Locally, machinery for dealing with mental disease and defect is developing along sound lines, although we believe that the question of payment for treatment at the Neuro-Psychopathic Clinic should receive careful study. The need for a psychopathic ward in New Haven is of course scute; but this, and the general question of local clinic coordination, must await the completion of Yale's Mental Hygiene program, whose furfilment will go far to make all desirable things possible.
Dean M. C. Winternitz in his annual report to the President of Yale University for 1925-26 noted that plans were already in process of preparation for an "Institute of Human Behavior which is to be located in the vicinity of the School of Medicine and the New Haven Hospital. The building will include facilities for the Department of Psychology, the Institute of Experimental Psychology, the Department of Research in Child Hygiene, and the proposed work (including wards) in Psychiatry and Mental Hygiene. It is believed that the realization of this concept will accelerate the progress of the fundamental sciences associated with behavior, will remove the artificial barriers that exist between mental hygiene and psychiatry, as well as between psychiatry and psychology, and will stimulate the much desired cooperation which is essential between the groups engaged in the study of normal and abnormal mental reactions."
Such an institute as that here visualized would not only offer the natural coordinating center for all the mental hygiene work of New Haven, but would also go far to solve the greatest difficulty in the entire field, the crying need for soundly trained expert workers.
Recommendation 81. That the Connecticut Society for Mental Hygiene be encouraged to complete its contemplated survey of the mental hygiene problems of Connecticut with a view to the formulation of a sound State program of constructive development in this field.
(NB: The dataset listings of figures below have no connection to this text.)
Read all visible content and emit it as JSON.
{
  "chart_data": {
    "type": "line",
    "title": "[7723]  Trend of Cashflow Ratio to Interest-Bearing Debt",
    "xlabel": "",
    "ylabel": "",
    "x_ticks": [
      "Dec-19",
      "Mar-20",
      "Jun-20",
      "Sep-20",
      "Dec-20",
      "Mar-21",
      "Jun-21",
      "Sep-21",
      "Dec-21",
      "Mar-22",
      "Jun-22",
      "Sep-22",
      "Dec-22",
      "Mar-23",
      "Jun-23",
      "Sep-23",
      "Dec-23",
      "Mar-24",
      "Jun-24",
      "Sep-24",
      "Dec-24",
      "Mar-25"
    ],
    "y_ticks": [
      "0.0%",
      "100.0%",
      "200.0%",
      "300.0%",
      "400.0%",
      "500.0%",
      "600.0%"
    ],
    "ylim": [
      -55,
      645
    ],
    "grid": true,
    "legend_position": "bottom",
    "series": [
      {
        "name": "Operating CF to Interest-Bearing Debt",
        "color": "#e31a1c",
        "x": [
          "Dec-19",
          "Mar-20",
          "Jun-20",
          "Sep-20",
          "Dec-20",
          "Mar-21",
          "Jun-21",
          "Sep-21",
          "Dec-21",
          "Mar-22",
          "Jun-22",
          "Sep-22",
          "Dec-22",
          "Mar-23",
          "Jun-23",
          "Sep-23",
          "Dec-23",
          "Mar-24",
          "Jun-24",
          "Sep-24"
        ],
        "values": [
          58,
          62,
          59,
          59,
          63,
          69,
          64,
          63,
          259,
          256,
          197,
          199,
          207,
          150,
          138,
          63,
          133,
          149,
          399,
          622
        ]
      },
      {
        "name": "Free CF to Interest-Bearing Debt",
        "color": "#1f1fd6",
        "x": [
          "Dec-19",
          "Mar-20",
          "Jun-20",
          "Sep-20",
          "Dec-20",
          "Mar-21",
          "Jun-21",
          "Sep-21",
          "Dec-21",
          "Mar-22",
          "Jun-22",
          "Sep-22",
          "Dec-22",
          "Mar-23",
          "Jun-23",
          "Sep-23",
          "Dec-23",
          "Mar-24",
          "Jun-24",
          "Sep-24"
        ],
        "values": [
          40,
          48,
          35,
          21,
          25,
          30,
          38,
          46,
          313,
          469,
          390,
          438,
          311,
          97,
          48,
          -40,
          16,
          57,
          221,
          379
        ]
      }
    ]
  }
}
Recommendation 82. That the Community Chest should take an active part in urging upon the 1929 Legislature the vital necessity for immediate provision of some part of the resources for institutional care of mental disease and defect which are so urgently needed
Recommendation 83. That the Chest should ask the New Haven Branch of the Connecticut Society for Mental Hygiene to study and report upon the possibility of increasing the financial resources of the Neuro-Psychopathic Clinic by collecting the costs of services rendered from those who are able to meet them.
Recommendation 84. That every possible public support should be given to the Yale program for an Institute of Human Behavior (to include a psychopathic ward) and that the local clinic program should be continued along its present lines until this Institute is organized.
Recommendation 85. That the Department of Charities should discuss with the authorities of the New Haven Hospital the possibilities of securing provision for the care of mentally diseased persons temporarily committed to its care for observation.